We needed to watch those blinking numbers constantly, but our unit isn’t an ICU. We didn’t have the equipment to watch that pulse oximeter from the nursing station down the hall. And every visit to check the oxygen status in person meant another set of precious PPE, at a time when we never knew if we would have enough, and another staff member exposed once more that day.

One of our brilliant trainees thought of baby monitors, a hack that hospitals across the country used this spring to keep tabs on patients. He ran to the drugstore across the street from the hospital and bought four of them right off the shelf. We placed the “baby” part of the monitor in the patient’s room, focused on her pulse oximeter. We set up the “parent” part at the nurses’ station. One of our doctors sat there with two, or four, or six baby monitors lined up on the desk. We watched the oxygen numbers go up and down, up and down, making sure that we were constantly vigilant.

If the number dropped below 95, we would put on our gloves and gowns and eye shields, and second mask, and second gloves, go in, and change something. Sometimes we would tweak the oxygen or have the patient lie in a different position. Sometimes we would upgrade her oxygen equipment from a small nose tube to an oxygen mask.
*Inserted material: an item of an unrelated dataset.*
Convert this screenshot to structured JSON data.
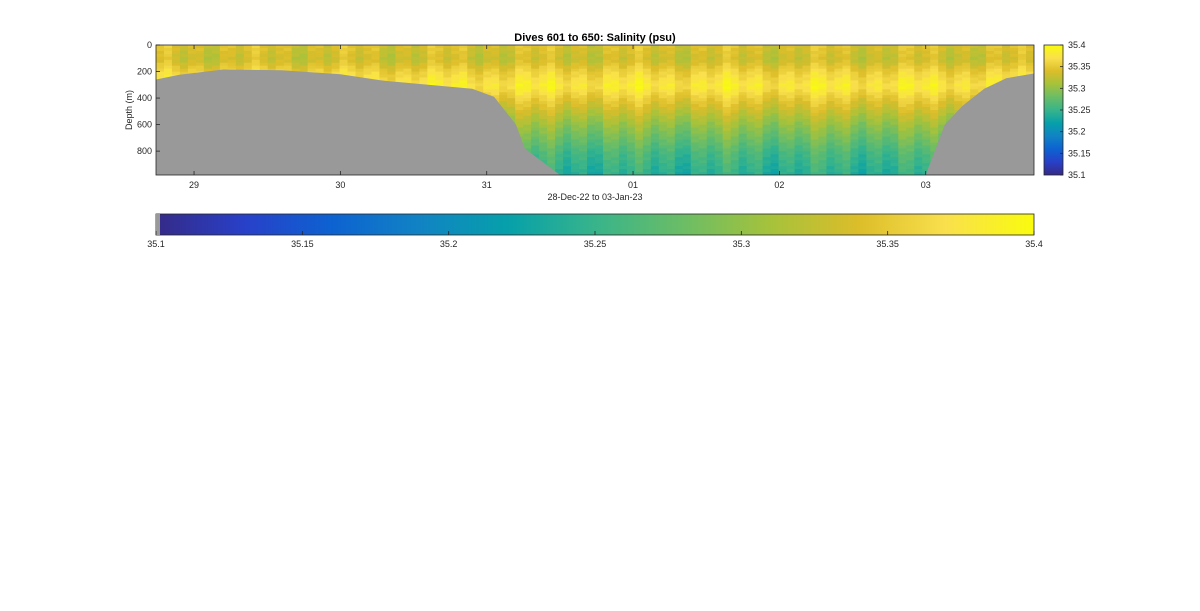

Sometimes she needed more help, and we would call critical care and discuss intubation. For a patient that sick, we would also start to talk about whether to have her deliver early. We would weigh the stress of delivery over the amount of lung volume it would return to her, since babies in utero press against the diaphragm; we would try to discuss with her the impossible mathematics of how premature her baby would be and what kind of complications that baby might experience. We would weigh that with her against continuing her pregnancy and the complexities of managing an intubated pregnant patient. (We would always wonder if the choice we ended up making was the right one.) But if her numbers went up with our changes, we would leave, remove our PPE, and keep watching those baby monitors until the next time.
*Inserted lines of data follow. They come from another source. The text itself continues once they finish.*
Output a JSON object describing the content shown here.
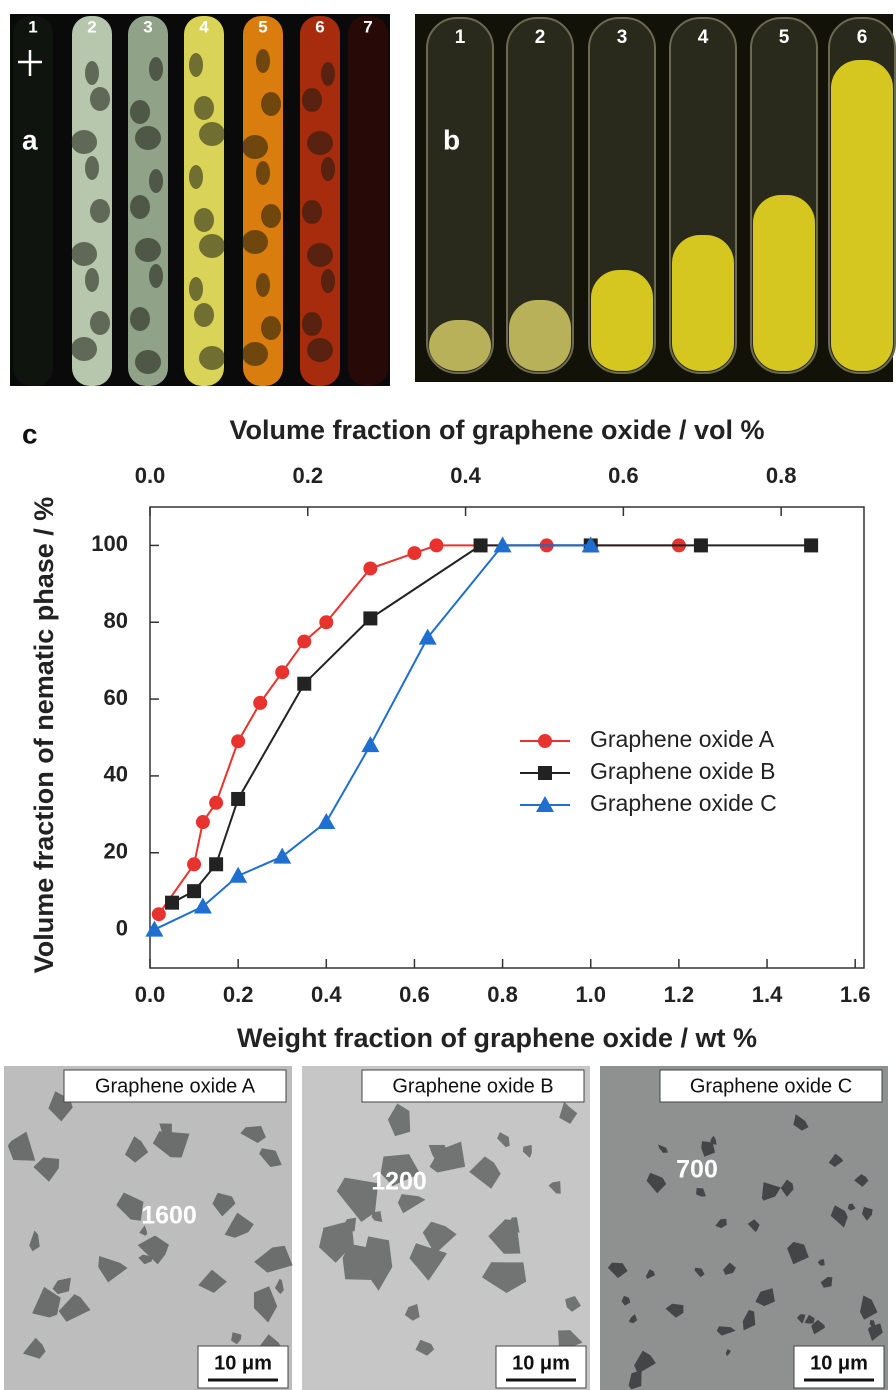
{
  "panel_a": {
    "label": "a",
    "tubes": [
      "1",
      "2",
      "3",
      "4",
      "5",
      "6",
      "7"
    ]
  },
  "panel_b": {
    "label": "b",
    "tubes": [
      "1",
      "2",
      "3",
      "4",
      "5",
      "6"
    ]
  },
  "chart_data": {
    "type": "line",
    "panel_label": "c",
    "xlabel": "Weight fraction of graphene oxide / wt %",
    "x2label": "Volume fraction of graphene oxide / vol %",
    "ylabel": "Volume fraction of nematic phase / %",
    "xlim": [
      0,
      1.62
    ],
    "xticks": [
      {
        "value": 0,
        "label": "0.0"
      },
      0.2,
      0.4,
      0.6,
      0.8,
      {
        "value": 1,
        "label": "1.0"
      },
      1.2,
      1.4,
      1.6
    ],
    "x2lim": [
      0,
      0.905
    ],
    "x2ticks": [
      {
        "value": 0,
        "label": "0.0"
      },
      0.2,
      0.4,
      0.6,
      0.8
    ],
    "ylim": [
      -10,
      110
    ],
    "yticks": [
      0,
      20,
      40,
      60,
      80,
      100
    ],
    "legend": "right",
    "series": [
      {
        "name": "Graphene oxide A",
        "color": "#e8322e",
        "marker": "circle",
        "x": [
          0.02,
          0.1,
          0.12,
          0.15,
          0.2,
          0.25,
          0.3,
          0.35,
          0.4,
          0.5,
          0.6,
          0.65,
          0.9,
          1.0,
          1.2
        ],
        "values": [
          4,
          17,
          28,
          33,
          49,
          59,
          67,
          75,
          80,
          94,
          98,
          100,
          100,
          100,
          100
        ]
      },
      {
        "name": "Graphene oxide B",
        "color": "#222222",
        "marker": "square",
        "x": [
          0.05,
          0.1,
          0.15,
          0.2,
          0.35,
          0.5,
          0.75,
          1.0,
          1.25,
          1.5
        ],
        "values": [
          7,
          10,
          17,
          34,
          64,
          81,
          100,
          100,
          100,
          100
        ]
      },
      {
        "name": "Graphene oxide C",
        "color": "#1f6fd1",
        "marker": "triangle",
        "x": [
          0.01,
          0.12,
          0.2,
          0.3,
          0.4,
          0.5,
          0.63,
          0.8,
          1.0
        ],
        "values": [
          0,
          6,
          14,
          19,
          28,
          48,
          76,
          100,
          100
        ]
      }
    ]
  },
  "micrographs": [
    {
      "title": "Graphene oxide A",
      "size": "1600",
      "scale": "10 μm"
    },
    {
      "title": "Graphene oxide B",
      "size": "1200",
      "scale": "10 μm"
    },
    {
      "title": "Graphene oxide C",
      "size": "700",
      "scale": "10 μm"
    }
  ]
}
The baby monitors allowed our high-risk pregnancy unit to become a makeshift critical care unit. We used the baby monitors for March, April, and May, as cases surged, and then finally began to fall, in New York. By June, sometimes there was only one active baby monitor on the nursing station desk. Weeks later, there were none. The lockdown had worked. No further pregnant patients with COVID pneumonia needed them

My colleagues packed up the baby monitors, along with our makeshift face shields and masks donated by the public. We no longer needed the inventive things we had come up with during our terrible spring. But we didn’t throw the baby monitors out or give them away. We stashed them upstairs in my office, next to our clogs and plastic bins, where they lived just beside my right knee as I wrote discharge summaries and prescribed prenatal vitamins.

The stash was a reminder that we may need to do it all again—and that when we did, we would once again be short on resources. Over the summer, and fall, when our COVID levels were low, we saw no evidence that they would stay that way: There were the long-standing testing shortages, the half-hearted quarantine measures, botched national public health messaging and responses. We took much needed vacation days. But with no meaningful strategic approach by the federal government to handle the virus, it was clear to all of us that it was just a matter of time before we were, once again, left to scramble.
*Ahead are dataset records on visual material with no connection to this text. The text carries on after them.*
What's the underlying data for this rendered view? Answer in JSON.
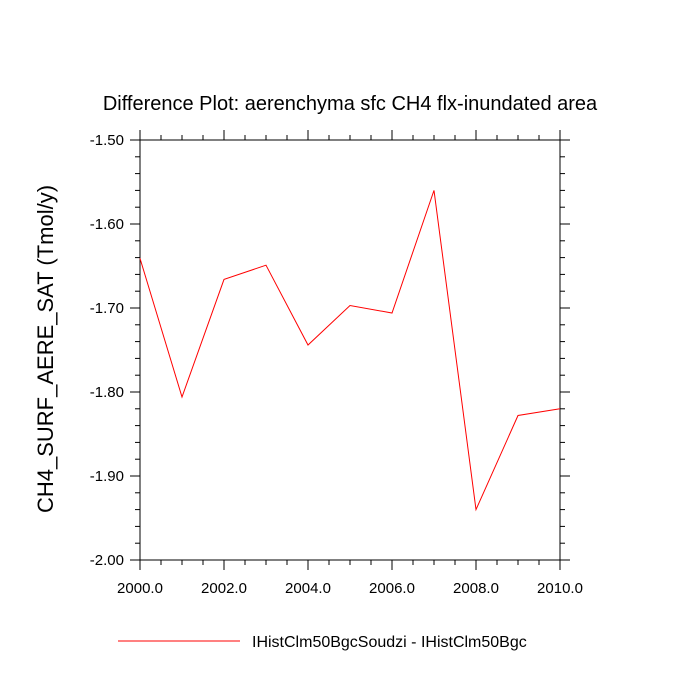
{
  "chart_data": {
    "type": "line",
    "title": "Difference Plot: aerenchyma sfc CH4 flx-inundated area",
    "xlabel": "",
    "ylabel": "CH4_SURF_AERE_SAT  (Tmol/y)",
    "xlim": [
      2000,
      2010
    ],
    "ylim": [
      -2.0,
      -1.5
    ],
    "x_ticks": [
      "2000.0",
      "2002.0",
      "2004.0",
      "2006.0",
      "2008.0",
      "2010.0"
    ],
    "x_tick_values": [
      2000,
      2002,
      2004,
      2006,
      2008,
      2010
    ],
    "y_ticks": [
      "-1.50",
      "-1.60",
      "-1.70",
      "-1.80",
      "-1.90",
      "-2.00"
    ],
    "y_tick_values": [
      -1.5,
      -1.6,
      -1.7,
      -1.8,
      -1.9,
      -2.0
    ],
    "grid": false,
    "legend_position": "bottom",
    "series": [
      {
        "name": "IHistClm50BgcSoudzi - IHistClm50Bgc",
        "color": "#ff0000",
        "x": [
          2000,
          2001,
          2002,
          2003,
          2004,
          2005,
          2006,
          2007,
          2008,
          2009,
          2010
        ],
        "y": [
          -1.641,
          -1.806,
          -1.666,
          -1.649,
          -1.744,
          -1.697,
          -1.706,
          -1.56,
          -1.94,
          -1.828,
          -1.82
        ]
      }
    ]
  }
}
In November, we saw cases around the city start to rise, and in December, those lines on all the graphs marched steadily, stratospherically upward. And here we are again, our hospital filling up with gasping patients. I admitted three patients with COVID pneumonia in pregnancy over Christmas, and a few more on New Year’s Day. Two of the baby monitors are now unpacked, ready to watch numbers beep and blink. We are doing this again.